To be more specific, people can value society's values coming more closely in line with their own values, or their own values coming more closely in line with what they would value if they thought about it more, or society's values moving in the direction they would naturally without the intervention of an AI, etc. Situations in which someone wants their own values to change in a certain way can be modeled as an indirect component to the utility function, as above.

[-][anonymous]10y00

Define the "partial utility function" as how utility changes with x holding c constant (i.e. U(x) at a particular value of c). Changes in values change this partial utility function, but they never change the full utility function U(c,x).

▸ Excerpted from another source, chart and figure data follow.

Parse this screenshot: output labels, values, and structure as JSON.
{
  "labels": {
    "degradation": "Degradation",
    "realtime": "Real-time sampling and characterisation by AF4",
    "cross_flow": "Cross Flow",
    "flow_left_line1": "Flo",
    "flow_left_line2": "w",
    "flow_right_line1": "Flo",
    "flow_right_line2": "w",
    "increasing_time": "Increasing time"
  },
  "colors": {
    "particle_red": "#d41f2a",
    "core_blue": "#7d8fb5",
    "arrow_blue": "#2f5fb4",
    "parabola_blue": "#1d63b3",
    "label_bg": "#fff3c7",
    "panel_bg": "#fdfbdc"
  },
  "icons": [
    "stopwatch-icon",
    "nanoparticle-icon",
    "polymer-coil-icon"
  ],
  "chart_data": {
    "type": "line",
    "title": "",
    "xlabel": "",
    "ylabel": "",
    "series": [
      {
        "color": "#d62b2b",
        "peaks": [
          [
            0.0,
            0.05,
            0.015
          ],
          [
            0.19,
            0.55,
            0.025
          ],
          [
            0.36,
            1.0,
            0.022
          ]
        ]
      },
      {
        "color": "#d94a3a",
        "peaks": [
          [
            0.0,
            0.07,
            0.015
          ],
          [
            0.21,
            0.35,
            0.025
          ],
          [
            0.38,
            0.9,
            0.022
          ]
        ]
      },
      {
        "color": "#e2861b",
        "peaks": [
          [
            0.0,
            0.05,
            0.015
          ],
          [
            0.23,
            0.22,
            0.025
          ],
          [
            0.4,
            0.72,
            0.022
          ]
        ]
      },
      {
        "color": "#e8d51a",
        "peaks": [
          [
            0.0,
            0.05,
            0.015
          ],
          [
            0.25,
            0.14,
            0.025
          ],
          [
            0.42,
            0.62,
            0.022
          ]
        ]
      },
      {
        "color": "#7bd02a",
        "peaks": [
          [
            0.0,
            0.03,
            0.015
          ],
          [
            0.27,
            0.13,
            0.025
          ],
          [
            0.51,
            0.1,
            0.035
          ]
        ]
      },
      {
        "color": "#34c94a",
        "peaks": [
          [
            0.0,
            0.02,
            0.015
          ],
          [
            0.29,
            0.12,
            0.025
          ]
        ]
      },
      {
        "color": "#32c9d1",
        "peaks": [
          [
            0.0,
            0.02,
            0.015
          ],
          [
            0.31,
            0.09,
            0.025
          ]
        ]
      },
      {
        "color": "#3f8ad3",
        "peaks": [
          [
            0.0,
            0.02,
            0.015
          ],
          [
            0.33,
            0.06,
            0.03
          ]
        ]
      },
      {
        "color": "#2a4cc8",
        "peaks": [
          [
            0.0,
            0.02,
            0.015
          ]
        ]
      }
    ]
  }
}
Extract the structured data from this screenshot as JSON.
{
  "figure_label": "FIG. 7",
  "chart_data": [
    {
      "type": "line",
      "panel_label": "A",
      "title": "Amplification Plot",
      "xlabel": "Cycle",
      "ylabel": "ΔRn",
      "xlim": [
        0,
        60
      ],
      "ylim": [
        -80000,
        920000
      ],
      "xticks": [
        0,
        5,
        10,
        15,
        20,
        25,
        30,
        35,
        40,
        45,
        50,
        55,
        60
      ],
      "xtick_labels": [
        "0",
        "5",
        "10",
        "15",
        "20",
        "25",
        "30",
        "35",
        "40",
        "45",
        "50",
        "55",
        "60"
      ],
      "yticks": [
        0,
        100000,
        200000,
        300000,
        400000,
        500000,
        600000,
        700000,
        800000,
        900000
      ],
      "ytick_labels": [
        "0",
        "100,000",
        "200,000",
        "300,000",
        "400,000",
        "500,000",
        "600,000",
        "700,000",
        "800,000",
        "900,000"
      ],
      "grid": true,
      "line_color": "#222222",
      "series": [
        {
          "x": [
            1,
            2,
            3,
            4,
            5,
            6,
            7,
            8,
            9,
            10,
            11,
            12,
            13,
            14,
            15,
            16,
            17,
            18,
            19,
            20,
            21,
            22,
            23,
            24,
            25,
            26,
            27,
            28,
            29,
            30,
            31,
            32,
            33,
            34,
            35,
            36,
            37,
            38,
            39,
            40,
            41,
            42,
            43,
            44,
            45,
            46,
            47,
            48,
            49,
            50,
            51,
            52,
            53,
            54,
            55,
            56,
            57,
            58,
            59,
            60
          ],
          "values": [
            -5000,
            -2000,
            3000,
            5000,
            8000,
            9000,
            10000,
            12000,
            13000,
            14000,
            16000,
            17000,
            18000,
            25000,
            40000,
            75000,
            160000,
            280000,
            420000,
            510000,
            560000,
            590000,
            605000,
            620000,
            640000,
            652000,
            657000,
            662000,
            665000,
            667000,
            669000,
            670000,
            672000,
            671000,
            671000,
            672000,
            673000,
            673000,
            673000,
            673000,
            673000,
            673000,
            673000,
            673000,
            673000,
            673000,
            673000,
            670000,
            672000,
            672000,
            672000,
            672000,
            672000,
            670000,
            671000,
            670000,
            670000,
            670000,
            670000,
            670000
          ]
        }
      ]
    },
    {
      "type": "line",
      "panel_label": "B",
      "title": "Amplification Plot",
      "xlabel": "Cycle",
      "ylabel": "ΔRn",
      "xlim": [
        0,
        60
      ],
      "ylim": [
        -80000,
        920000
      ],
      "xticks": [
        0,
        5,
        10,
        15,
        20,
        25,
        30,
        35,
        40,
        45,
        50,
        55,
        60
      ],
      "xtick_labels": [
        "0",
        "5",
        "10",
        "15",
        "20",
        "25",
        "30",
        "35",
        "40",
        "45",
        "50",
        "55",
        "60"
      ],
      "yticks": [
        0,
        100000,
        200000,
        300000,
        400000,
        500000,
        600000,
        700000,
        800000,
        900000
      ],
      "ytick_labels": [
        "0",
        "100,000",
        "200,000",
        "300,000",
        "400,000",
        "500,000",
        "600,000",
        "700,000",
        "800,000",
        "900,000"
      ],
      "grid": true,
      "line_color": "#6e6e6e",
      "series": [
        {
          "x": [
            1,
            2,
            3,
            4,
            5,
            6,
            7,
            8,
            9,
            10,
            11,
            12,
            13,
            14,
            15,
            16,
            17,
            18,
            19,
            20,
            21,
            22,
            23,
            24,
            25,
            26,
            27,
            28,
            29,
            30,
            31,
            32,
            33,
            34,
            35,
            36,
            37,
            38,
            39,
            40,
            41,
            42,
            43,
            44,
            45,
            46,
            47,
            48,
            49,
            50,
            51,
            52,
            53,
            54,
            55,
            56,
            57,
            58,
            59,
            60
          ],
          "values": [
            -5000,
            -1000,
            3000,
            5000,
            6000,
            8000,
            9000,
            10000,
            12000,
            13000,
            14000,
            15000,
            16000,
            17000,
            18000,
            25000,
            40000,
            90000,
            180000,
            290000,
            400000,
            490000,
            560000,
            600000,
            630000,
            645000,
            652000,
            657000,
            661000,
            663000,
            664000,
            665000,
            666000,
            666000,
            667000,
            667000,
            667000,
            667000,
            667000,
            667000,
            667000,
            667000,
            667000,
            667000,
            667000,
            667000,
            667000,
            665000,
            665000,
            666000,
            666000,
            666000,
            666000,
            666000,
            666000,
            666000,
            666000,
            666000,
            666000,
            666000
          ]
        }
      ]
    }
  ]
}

A real-world example: if you prefer to vote for the candidate that gets the most votes, then your vote will depend strongly on the other voters' values, but this preference can still be represented by a single, unchanging utility function.

I don't understand your second paragraph - why would having values as a variable be bad? It's certainly possible to change the utility function, but AlexMennen's point was the future values could still be taken into account even with a static utility function. If the utility function is constant and also depends on current values, then it needs to values into account as an argument (i.e. a variable).